Kampala, with nearly 2 million people, is a major metropolitan city with poor infrastructure and massive potholes—some up to one foot deep and two feet wide. Shawn explains that most people make at or below $1.25 a day, travel on foot, on mini buses (known as matatus), or on motorcycles.

A food he has come to enjoy is chapati, an African fried bread that is part of the cuisine in Uganda. Most meals consist of beans and rice or chicken and curry. His family also eats matoke, steam-cooked, mashed bananas. Because of a year-round tropical climate, two rainy seasons and fertile ground, fruit and vegetation is lush and plentiful. The Kohls have avocado, mango, lime, banana, and passion fruit trees growing in their backyard.

The availability of healthcare has been a concern for them since moving from the U.S. One of his daughters broke her arm when they were living in Cambodia. They had to fly to Thailand to have her arm set, which was done improperly. That meant a trip to Singapore to meet with a doctor who could provide more sophisticated care.

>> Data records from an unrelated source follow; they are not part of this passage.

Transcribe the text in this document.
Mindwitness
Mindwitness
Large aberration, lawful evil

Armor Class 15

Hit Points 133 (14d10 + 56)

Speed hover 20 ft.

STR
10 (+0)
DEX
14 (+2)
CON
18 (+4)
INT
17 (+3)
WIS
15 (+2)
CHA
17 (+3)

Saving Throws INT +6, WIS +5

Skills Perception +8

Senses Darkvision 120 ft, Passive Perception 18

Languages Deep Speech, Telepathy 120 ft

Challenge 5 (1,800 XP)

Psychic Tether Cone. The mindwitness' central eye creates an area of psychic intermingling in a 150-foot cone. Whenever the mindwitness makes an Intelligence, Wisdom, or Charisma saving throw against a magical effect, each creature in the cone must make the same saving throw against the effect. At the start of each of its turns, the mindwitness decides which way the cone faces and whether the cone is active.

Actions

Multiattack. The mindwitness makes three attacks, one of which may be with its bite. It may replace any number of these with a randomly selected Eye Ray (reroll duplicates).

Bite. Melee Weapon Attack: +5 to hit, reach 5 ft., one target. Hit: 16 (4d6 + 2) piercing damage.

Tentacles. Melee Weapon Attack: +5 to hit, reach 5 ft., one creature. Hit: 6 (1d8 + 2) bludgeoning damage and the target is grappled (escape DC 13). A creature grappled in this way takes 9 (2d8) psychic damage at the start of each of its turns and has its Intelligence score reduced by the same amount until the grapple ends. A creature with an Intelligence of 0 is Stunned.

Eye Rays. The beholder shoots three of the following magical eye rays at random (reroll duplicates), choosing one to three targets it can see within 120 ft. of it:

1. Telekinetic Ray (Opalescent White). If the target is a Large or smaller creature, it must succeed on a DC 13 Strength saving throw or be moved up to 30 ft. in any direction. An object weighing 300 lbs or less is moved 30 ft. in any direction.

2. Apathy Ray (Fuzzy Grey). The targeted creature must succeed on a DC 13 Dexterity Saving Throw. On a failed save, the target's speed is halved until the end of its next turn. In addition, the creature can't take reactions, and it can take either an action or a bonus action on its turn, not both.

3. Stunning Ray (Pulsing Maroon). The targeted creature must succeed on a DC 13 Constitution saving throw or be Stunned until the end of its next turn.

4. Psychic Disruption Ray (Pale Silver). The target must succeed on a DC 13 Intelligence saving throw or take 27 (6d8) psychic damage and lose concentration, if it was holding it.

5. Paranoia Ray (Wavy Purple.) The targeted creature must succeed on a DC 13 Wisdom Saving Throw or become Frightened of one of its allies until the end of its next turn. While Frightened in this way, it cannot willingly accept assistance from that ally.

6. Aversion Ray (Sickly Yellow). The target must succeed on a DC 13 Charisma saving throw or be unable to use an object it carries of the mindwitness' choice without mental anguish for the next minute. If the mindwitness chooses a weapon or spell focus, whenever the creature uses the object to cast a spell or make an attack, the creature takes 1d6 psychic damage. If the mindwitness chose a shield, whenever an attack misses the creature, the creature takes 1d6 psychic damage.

While on a recent furlough back home, the Kohls were able to enjoy activities that many of us take for granted, like roller-skating, going to a movie, and boating. “It was amazing—and refreshing—for us to be able to get into the water without having to worry about diseases or snails getting into your body through your feet and embedding themselves in your organs. We live near Lake Victoria, one of the African Great Lakes, and it’s absolutely beautiful. But you can’t get in it because of the likelihood of developing illnesses. So being able to do that while [home] was a great experience for us. My family has really supported us and treats us to all kinds of fun while we are at home. I owe a great to them and their generosity and support of our vocation.”

When asked what he would want people to know, Shawn responded with, “Become more aware of the work IJM does. Historically, money and the focus overseas have been on healthcare and education. The other components—the justice system and violence—need equal attention and funding. Everyday violence affects more people than terrorism, and there are 35 million slaves in the world. We need to push our leaders to eradicate an issue that was once a scourge in our own country. A functioning justice system is equally important and vital as education and medicine.”